66. The right of veto, which is not accompanied by any special political wisdom on the part of those holding it, is in our eyes an anachronism, if not a downright obstacle, to our desire for change. To display our participation, we demand that the right of veto, if it is to be maintained, should also be given to a member of the non-aligned countries.
67. The conditions for future progress are tied into the recognition by all of the fact that a distinction must be made between the principles of the Charter and the institutions it establishes which are subject to improvement as the result of the profound changes that have taken place in the composition of the international community.
68. This progress will also be linked to the recognition of the fact that the principles of the Charter will remain a dead letter without the political will to apply them.
69. This in particular applies to disarmament and security.
70. The idea proposed at the Colombo Conference to convene a special session of the General Assembly on disarmament is a major initiative this year in this field. This is a reaction to the feelings of powerlessness and frustration brought about by the standstill of the Conference of the Committee on Disarmament and the exclusive attitude towards the majority on the part of the super-Powers and the participants of the European disarmament conference.
71. This special session will serve its purpose if it can reaffirm the interest that the international community as a whole has in the achievement of general, complete and immediate disarmament, entailing the destruction of the stockpiles of nuclear weapons and of other weapons of mass destruction.
72. The resumption of the initiative by the majority within the United Nations, which must remain the appropriate context for negotiation and decision-making in the field of disarmament, must not be interpreted by the super-Powers as a threat to their interests, but rather as legitimate evidence of our concern in the face of dangers inherent in the existence of the large stocks of arms throughout the world, of the eminently unstable and precarious equilibrium of the groups of Powers holding these weapons, and of the great resources absorbed in the maintenance and the perfecting of these weapons, which should instead have been utilized for the welfare of mankind.
73. This resumed initiative is justified particularly in the face of the negligible results obtained through bilateral negotiation. Indeed, the second phase of the Strategic Arms Limitation Talks [SALT] could not be concluded this year as anticipated. The agreement of 28 May 1976 between the United States of America and the USSR on the regulation of peaceful underground nuclear tests is far too limited in its object and has not even been ratified by the parties concerned. The exchange of letters of 16 July 1976 between the French and Soviet Governments is an illustration of the danger inherent in the unleashing of nuclear arms by error or by accident and it is regrettable that the Governments concerned should not have gone far enough to remove the deep causes of such errors or accidents. The action of the majority must be based upon these inadequacies and must tend towards the establishment of a structure of peace and security good for the community as a whole and not for some States only. The security of countries not possessing nuclear weapons must in particular be sought through the taking into consideration of concrete proposals advanced by members of the Group of 77 at the Review Conference of the Parties to the Treaty on the Non-Proliferation of Nuclear Weapons in May 1975.

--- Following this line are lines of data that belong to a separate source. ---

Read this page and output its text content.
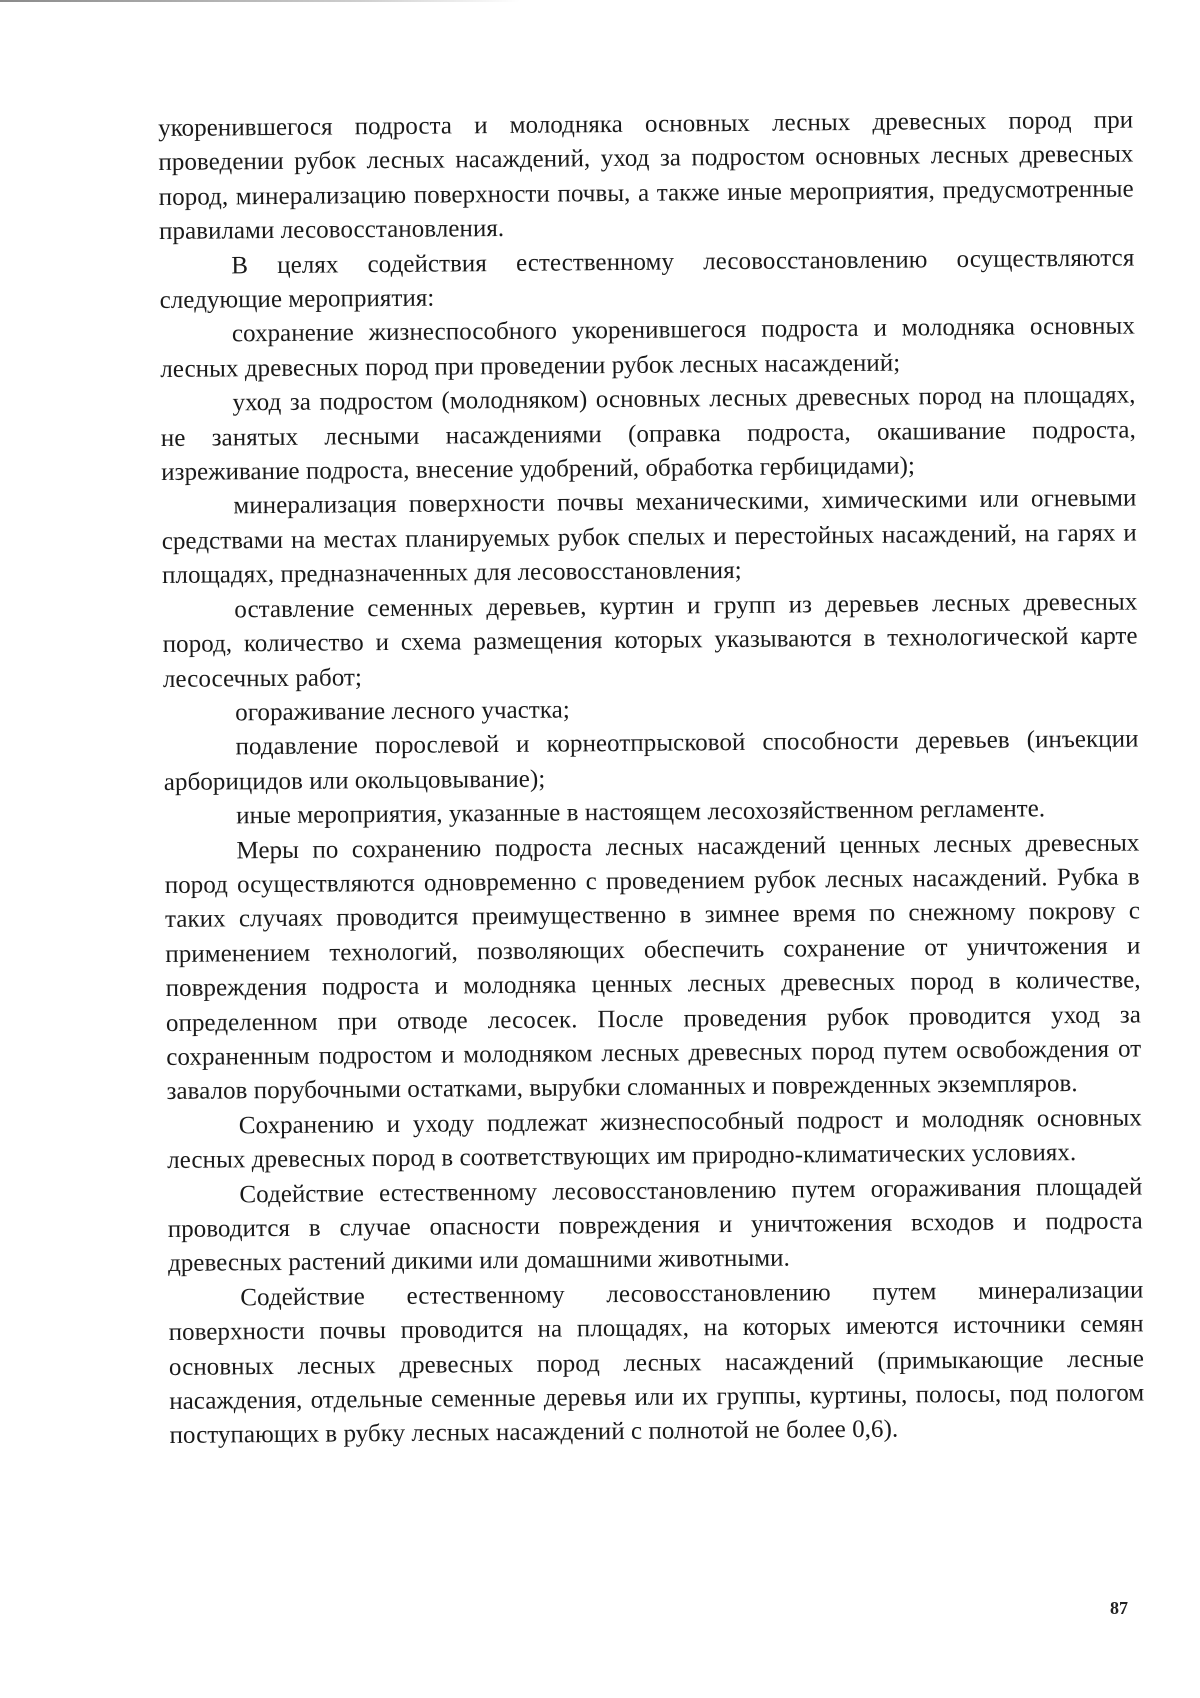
укоренившегося подроста и молодняка основных лесных древесных пород при проведении рубок лесных насаждений, уход за подростом основных лесных древесных пород, минерализацию поверхности почвы, а также иные мероприятия, предусмотренные правилами лесовосстановления.

В целях содействия естественному лесовосстановлению осуществляются следующие мероприятия:

сохранение жизнеспособного укоренившегося подроста и молодняка основных лесных древесных пород при проведении рубок лесных насаждений;

уход за подростом (молодняком) основных лесных древесных пород на площадях, не занятых лесными насаждениями (оправка подроста, окашивание подроста, изреживание подроста, внесение удобрений, обработка гербицидами);

минерализация поверхности почвы механическими, химическими или огневыми средствами на местах планируемых рубок спелых и перестойных насаждений, на гарях и площадях, предназначенных для лесовосстановления;

оставление семенных деревьев, куртин и групп из деревьев лесных древесных пород, количество и схема размещения которых указываются в технологической карте лесосечных работ;

огораживание лесного участка;

подавление порослевой и корнеотпрысковой способности деревьев (инъекции арборицидов или окольцовывание);

иные мероприятия, указанные в настоящем лесохозяйственном регламенте.

Меры по сохранению подроста лесных насаждений ценных лесных древесных пород осуществляются одновременно с проведением рубок лесных насаждений. Рубка в таких случаях проводится преимущественно в зимнее время по снежному покрову с применением технологий, позволяющих обеспечить сохранение от уничтожения и повреждения подроста и молодняка ценных лесных древесных пород в количестве, определенном при отводе лесосек. После проведения рубок проводится уход за сохраненным подростом и молодняком лесных древесных пород путем освобождения от завалов порубочными остатками, вырубки сломанных и поврежденных экземпляров.

Сохранению и уходу подлежат жизнеспособный подрост и молодняк основных лесных древесных пород в соответствующих им природно-климатических условиях.

Содействие естественному лесовосстановлению путем огораживания площадей проводится в случае опасности повреждения и уничтожения всходов и подроста древесных растений дикими или домашними животными.

Содействие естественному лесовосстановлению путем минерализации поверхности почвы проводится на площадях, на которых имеются источники семян основных лесных древесных пород лесных насаждений (примыкающие лесные насаждения, отдельные семенные деревья или их группы, куртины, полосы, под пологом поступающих в рубку лесных насаждений с полнотой не более 0,6).

87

74. By reaffirming the importance of the denunciation of nuclear weapons by the majority of States, we denounce the continuation of the production of such weapons by countries which already possess them and we express our grave misgivings before the danger of proliferation of such weapons made evident by the co-operation given by France and Israel to South Africa in the form of equipment and technology strengthening the capacity of the latter in particular to produce atomic bombs. We reaffirm that countries exporting equipment and nuclear technology have the responsibility to develop machinery which would be a satisfactory guarantee against the proliferation of nuclear weapons and we ask that countries possessing nuclear weapons also subscribe to the solemn declaration mentioned in resolution 3472 B (XXX) which defines their principal obligations with respect to nuclear weapon-free zones and the States included therein. The full respect of the status of such zones constitutes, in our opinion, an effective measure to strengthen international security and that is why my Government has placed the establishment of a genuine peace zone in the Indian Ocean as the forefront of its foreign and defense policy.

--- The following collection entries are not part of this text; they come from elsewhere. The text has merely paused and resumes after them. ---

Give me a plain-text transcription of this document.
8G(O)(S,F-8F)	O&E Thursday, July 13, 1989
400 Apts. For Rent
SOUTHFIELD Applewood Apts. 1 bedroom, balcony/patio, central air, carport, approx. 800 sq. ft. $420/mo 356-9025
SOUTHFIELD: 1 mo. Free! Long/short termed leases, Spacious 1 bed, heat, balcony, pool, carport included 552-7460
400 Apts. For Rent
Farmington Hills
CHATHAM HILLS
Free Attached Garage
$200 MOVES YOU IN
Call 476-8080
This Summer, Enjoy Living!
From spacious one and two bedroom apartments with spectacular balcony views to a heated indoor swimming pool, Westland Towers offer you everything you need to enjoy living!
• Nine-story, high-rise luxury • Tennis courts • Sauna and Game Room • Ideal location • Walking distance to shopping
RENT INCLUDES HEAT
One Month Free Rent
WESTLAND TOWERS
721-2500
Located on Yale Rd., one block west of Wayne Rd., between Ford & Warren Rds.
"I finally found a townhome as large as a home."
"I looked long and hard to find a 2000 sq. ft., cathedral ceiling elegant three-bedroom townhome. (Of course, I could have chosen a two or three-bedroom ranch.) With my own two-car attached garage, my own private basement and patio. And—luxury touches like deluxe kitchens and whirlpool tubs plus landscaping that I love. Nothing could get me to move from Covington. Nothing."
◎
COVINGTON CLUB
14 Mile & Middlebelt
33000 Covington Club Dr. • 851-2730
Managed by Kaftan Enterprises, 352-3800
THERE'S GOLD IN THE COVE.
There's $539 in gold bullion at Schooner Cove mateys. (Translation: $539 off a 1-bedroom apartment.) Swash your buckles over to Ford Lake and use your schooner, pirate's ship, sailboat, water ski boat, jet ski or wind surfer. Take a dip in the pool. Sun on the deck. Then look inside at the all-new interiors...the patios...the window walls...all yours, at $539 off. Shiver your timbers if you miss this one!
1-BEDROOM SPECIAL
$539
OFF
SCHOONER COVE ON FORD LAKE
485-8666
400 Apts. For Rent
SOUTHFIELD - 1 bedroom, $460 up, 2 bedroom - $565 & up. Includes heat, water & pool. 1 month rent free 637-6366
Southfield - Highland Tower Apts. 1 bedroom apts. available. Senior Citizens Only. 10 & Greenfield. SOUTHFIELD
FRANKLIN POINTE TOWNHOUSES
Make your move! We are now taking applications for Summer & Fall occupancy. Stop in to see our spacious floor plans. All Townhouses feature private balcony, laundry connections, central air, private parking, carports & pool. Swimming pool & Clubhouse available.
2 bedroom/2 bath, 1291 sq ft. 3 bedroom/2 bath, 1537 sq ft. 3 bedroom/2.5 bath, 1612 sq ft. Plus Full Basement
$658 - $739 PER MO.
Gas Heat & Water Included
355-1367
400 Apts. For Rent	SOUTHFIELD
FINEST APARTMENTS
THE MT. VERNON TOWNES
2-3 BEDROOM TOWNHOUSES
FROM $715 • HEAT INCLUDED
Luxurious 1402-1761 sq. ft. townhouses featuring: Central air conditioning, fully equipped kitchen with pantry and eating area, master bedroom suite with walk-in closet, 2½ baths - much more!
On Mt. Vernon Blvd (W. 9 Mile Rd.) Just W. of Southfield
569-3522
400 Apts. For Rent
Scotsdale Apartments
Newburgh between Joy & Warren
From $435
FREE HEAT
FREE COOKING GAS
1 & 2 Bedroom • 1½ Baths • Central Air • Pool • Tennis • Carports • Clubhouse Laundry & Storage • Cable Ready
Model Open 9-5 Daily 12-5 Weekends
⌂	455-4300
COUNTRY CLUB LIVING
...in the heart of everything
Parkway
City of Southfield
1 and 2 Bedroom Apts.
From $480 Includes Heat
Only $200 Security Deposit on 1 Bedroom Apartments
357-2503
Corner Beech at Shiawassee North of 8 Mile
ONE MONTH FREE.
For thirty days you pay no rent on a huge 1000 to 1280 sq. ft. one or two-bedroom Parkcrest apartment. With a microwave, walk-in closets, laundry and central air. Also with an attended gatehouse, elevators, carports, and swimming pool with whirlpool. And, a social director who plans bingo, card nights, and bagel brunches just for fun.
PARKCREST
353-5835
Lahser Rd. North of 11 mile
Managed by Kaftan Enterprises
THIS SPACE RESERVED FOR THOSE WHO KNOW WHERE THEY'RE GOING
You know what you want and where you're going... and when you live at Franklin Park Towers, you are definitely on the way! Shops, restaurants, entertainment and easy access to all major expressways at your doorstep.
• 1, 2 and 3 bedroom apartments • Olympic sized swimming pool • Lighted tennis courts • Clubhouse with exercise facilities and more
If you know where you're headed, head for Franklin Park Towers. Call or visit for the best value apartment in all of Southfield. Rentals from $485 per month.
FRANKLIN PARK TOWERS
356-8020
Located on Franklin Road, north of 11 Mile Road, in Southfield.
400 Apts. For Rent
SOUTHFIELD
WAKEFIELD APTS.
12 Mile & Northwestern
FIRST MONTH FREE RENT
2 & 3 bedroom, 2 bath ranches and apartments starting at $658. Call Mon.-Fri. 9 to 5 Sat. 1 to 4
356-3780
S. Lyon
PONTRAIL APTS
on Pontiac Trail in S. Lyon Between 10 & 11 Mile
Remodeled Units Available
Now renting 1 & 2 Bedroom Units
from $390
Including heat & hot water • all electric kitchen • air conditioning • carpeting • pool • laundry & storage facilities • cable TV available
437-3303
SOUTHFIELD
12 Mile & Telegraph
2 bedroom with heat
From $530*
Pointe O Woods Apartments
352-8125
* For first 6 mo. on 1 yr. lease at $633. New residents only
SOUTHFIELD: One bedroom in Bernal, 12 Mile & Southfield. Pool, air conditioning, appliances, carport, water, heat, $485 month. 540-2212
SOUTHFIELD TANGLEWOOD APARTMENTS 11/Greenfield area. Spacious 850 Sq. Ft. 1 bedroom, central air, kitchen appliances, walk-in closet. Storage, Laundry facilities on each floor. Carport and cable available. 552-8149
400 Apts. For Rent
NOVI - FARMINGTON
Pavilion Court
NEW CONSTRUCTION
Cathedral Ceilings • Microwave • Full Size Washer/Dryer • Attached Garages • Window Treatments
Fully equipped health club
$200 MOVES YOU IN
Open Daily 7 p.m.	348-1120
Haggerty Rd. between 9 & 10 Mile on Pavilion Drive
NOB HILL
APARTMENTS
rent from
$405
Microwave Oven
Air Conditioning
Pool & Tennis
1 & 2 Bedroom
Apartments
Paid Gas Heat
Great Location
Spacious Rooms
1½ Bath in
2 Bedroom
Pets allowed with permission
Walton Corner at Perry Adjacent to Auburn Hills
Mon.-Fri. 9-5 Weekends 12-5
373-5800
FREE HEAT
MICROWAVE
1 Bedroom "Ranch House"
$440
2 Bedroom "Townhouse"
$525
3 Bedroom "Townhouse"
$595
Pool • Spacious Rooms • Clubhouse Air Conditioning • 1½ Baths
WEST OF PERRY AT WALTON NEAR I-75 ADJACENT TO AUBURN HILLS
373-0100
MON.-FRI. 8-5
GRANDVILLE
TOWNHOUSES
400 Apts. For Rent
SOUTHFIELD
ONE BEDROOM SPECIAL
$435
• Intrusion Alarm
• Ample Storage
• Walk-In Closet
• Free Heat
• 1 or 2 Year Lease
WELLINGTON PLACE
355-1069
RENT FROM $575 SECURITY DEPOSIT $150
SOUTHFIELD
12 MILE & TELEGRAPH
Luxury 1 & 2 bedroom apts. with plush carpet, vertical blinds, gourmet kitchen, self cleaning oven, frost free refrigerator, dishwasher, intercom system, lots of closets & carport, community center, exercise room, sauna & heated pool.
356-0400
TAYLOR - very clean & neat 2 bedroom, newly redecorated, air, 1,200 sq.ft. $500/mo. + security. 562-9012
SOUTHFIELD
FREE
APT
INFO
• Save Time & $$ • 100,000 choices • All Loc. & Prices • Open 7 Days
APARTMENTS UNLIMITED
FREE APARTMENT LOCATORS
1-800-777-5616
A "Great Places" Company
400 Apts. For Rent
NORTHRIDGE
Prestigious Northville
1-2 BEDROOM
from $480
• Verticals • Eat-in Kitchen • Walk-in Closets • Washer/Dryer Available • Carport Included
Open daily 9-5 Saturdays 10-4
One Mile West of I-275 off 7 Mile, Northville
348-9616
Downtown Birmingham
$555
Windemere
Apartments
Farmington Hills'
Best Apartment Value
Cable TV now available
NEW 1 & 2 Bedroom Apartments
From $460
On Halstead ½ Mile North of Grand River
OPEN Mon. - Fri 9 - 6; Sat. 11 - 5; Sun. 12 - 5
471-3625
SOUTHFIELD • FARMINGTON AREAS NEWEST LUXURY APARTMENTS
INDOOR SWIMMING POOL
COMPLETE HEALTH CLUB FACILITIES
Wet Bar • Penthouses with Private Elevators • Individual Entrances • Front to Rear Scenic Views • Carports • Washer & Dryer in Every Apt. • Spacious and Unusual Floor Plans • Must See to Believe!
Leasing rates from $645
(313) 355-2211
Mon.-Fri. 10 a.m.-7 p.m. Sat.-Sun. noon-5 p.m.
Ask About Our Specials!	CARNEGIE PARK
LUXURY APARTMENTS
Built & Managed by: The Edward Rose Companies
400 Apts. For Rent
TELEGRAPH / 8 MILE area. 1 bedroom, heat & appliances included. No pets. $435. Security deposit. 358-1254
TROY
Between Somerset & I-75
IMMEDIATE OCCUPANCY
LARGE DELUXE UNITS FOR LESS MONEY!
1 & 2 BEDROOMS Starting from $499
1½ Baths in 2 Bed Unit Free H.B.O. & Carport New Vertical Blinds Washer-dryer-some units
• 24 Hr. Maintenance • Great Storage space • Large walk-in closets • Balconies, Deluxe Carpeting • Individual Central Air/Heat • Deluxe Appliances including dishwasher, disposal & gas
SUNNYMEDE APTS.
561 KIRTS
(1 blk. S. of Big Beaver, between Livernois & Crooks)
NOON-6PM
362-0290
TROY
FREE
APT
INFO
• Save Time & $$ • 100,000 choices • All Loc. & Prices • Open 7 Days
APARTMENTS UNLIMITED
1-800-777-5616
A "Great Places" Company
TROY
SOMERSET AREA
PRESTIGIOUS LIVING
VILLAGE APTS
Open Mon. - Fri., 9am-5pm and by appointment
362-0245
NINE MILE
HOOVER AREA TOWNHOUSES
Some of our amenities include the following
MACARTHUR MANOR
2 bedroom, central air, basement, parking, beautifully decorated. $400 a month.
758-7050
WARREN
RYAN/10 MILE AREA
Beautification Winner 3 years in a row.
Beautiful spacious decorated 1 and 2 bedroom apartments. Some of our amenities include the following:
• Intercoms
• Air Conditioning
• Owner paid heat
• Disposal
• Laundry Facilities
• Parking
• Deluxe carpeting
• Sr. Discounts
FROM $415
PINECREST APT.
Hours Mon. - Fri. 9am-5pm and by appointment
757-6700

75. We reaffirm the validity of the principles incorporated in the declaration making the Indian Ocean a zone of peace [resolution 2832 (XXVl)] whose goals are to safeguard the independence, sovereignty and territorial integrity of the States of the region and to eliminate from it the great Power rivalries and in particular to eliminate the military bases and nuclear weapons introduced within the context of these rivalries. We condemn the seeking of naval superiority and projections into the Indian Ocean of defense concepts of countries which are not part of the region because they are a source of tension which is both useless and dangerous. We cannot accept in this region a balance of forces other than a zero balance in a context where the question would not be stated in terms of the maintenance or the strengthening of the military presence of the Great Powers.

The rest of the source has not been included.